Casi mediado el primer cuarto del siglo XXI, parece apaciguado el fervor autonomista que caracterizó la celebración del Día de Aragón en el último cuarto del XX. Hoy, casi el 50% de los aragoneses ‘nunca’ o ‘rara vez’ discuten sobre temas de actualidad política relacionados con la Comunidad autónoma, tal y como atestigua una reciente encuesta elaborada por la Fundación Manuel Giménez Abad.

Quizás se nos ha acabado el fervor de tanto usarlo, aunque los datos de apatía en Aragón no difieren de los que presentan otras comunidades autónomas, y el desinterés hacia la política –sea nacional, europea o subcentral– se sitúa, según algún barómetro del CIS, en cifras similares. Ahora bien, mal de muchos no es consuelo.

Urge hacer pedagogía sobre la intensidad con la que la Comunidad autónoma interviene en nuestra vida cotidiana.
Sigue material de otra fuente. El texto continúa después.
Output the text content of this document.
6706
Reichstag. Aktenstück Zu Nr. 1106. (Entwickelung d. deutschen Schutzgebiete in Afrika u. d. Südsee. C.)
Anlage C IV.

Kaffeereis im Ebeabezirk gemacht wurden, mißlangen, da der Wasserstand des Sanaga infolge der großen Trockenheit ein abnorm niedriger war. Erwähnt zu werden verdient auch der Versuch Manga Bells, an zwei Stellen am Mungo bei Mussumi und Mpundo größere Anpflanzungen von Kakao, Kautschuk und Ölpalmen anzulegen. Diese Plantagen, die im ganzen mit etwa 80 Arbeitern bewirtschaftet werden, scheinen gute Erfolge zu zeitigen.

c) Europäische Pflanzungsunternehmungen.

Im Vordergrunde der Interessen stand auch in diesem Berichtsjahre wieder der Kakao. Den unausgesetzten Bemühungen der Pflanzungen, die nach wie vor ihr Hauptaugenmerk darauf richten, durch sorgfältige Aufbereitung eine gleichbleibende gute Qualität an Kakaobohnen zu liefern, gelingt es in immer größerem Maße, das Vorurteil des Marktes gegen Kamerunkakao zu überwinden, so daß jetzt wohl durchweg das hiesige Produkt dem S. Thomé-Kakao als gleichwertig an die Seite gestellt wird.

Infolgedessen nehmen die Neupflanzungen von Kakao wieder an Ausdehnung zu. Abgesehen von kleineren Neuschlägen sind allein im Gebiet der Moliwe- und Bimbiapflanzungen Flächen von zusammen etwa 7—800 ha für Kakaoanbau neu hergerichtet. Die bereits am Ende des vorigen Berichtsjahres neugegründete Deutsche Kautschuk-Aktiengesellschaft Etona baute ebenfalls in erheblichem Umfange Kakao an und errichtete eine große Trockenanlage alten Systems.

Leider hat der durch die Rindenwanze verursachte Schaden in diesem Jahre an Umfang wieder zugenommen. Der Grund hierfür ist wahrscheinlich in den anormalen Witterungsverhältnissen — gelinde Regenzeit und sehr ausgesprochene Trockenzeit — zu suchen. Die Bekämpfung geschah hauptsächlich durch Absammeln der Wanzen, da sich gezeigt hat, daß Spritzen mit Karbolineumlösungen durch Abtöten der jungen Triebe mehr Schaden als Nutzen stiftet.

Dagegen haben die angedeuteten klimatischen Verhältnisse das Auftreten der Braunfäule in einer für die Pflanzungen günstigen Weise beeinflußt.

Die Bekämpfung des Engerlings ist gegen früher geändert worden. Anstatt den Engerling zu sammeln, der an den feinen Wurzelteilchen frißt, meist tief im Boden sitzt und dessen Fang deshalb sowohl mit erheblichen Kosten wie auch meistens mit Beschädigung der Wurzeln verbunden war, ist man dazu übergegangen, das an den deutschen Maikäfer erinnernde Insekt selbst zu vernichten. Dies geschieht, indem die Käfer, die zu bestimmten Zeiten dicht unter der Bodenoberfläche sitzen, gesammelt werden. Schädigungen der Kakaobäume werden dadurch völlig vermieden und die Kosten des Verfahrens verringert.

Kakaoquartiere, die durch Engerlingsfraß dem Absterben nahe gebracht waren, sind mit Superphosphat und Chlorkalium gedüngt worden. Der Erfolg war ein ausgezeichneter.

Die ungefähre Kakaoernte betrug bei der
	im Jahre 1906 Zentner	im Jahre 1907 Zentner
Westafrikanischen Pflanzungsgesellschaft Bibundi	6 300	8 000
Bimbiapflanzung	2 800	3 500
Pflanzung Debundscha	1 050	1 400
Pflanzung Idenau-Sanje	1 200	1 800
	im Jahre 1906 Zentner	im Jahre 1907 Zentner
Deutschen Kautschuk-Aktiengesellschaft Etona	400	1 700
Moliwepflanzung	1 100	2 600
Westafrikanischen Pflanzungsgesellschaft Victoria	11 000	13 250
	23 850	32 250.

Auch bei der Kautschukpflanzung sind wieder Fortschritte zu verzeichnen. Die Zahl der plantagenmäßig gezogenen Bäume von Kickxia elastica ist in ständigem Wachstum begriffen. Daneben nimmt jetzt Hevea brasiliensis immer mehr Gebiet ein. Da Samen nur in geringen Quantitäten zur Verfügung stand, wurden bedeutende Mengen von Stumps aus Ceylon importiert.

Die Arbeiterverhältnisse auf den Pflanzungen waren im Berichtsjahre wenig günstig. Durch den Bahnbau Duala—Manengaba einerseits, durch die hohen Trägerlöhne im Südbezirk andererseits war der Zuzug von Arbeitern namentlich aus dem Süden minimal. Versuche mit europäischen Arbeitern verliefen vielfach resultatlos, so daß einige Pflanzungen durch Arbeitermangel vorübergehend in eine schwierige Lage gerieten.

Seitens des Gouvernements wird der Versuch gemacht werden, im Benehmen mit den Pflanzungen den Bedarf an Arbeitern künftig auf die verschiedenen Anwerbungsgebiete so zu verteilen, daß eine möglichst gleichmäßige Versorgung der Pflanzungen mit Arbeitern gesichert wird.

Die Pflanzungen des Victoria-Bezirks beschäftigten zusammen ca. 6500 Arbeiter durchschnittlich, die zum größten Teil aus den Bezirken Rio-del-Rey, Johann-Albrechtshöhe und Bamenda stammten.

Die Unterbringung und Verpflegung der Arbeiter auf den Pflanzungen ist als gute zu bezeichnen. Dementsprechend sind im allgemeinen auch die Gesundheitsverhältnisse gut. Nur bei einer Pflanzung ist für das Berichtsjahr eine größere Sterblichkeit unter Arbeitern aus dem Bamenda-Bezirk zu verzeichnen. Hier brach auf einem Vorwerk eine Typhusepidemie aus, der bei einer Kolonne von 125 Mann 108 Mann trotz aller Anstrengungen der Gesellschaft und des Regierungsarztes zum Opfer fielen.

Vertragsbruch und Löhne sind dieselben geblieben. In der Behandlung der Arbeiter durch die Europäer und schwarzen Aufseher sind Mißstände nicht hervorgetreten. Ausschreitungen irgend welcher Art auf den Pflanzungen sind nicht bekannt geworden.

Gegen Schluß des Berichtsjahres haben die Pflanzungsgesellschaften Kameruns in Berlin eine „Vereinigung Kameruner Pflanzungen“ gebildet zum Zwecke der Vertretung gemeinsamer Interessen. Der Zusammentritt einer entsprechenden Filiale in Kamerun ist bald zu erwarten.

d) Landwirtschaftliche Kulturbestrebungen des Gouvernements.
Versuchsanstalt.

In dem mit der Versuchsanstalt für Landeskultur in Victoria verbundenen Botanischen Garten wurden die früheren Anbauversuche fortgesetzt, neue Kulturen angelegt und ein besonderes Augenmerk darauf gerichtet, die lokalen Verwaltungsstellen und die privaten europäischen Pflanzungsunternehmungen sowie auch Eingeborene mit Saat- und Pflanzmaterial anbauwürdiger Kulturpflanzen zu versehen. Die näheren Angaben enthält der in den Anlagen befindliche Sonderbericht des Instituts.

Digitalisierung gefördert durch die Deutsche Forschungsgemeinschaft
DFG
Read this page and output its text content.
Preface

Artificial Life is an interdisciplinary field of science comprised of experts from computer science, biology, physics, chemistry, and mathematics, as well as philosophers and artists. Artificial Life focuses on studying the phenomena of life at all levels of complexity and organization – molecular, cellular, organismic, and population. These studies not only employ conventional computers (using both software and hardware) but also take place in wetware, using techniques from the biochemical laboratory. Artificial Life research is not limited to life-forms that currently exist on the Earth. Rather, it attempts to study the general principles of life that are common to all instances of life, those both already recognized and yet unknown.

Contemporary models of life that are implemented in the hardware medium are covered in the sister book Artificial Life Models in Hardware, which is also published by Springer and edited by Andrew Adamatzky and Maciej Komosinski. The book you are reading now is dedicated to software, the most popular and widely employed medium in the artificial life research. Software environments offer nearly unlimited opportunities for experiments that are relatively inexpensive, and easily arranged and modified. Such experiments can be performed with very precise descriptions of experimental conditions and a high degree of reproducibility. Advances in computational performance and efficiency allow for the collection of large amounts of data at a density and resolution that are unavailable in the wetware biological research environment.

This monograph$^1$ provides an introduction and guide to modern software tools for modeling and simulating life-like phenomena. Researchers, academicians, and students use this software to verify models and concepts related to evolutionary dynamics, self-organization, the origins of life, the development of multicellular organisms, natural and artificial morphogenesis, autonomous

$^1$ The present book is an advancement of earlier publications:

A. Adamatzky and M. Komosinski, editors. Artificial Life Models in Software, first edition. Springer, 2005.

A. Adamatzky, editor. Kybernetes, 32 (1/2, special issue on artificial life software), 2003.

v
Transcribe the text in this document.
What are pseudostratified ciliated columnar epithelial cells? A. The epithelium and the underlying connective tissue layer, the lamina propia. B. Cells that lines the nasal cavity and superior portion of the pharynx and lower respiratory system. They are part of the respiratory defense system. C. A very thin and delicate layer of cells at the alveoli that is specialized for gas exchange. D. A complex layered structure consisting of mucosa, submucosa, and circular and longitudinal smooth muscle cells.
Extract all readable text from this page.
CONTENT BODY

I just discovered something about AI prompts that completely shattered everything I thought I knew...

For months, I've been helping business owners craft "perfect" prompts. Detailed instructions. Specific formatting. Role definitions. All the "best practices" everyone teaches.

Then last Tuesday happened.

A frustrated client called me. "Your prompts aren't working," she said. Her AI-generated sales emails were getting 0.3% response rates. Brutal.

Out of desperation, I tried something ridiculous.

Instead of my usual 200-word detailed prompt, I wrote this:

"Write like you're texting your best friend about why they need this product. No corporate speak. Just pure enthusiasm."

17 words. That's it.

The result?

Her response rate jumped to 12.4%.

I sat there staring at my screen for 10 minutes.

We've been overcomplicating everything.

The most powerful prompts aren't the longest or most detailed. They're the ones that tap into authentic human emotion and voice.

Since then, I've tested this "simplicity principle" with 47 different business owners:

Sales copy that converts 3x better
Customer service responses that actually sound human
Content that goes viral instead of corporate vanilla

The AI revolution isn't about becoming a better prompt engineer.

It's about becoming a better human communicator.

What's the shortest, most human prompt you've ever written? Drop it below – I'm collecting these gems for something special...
Y en el hecho, también, de que dicha intervención ha sido a todas luces positiva: tanto en lo que se refiere a la creación de riqueza, como a la prestación de servicios.

La pedagogía hay que hacerla a tiempo, ya que su falta puede terminar siendo inconveniente. Un buen ejemplo de ello es la reforma estatutaria que se está tramitando estos días en las Cortes, especialmente en materia de aforamientos: una figura generalmente malinterpretada y cuya explicación ha sido dejada de lado, lamentablemente, por parte de nuestros representantes.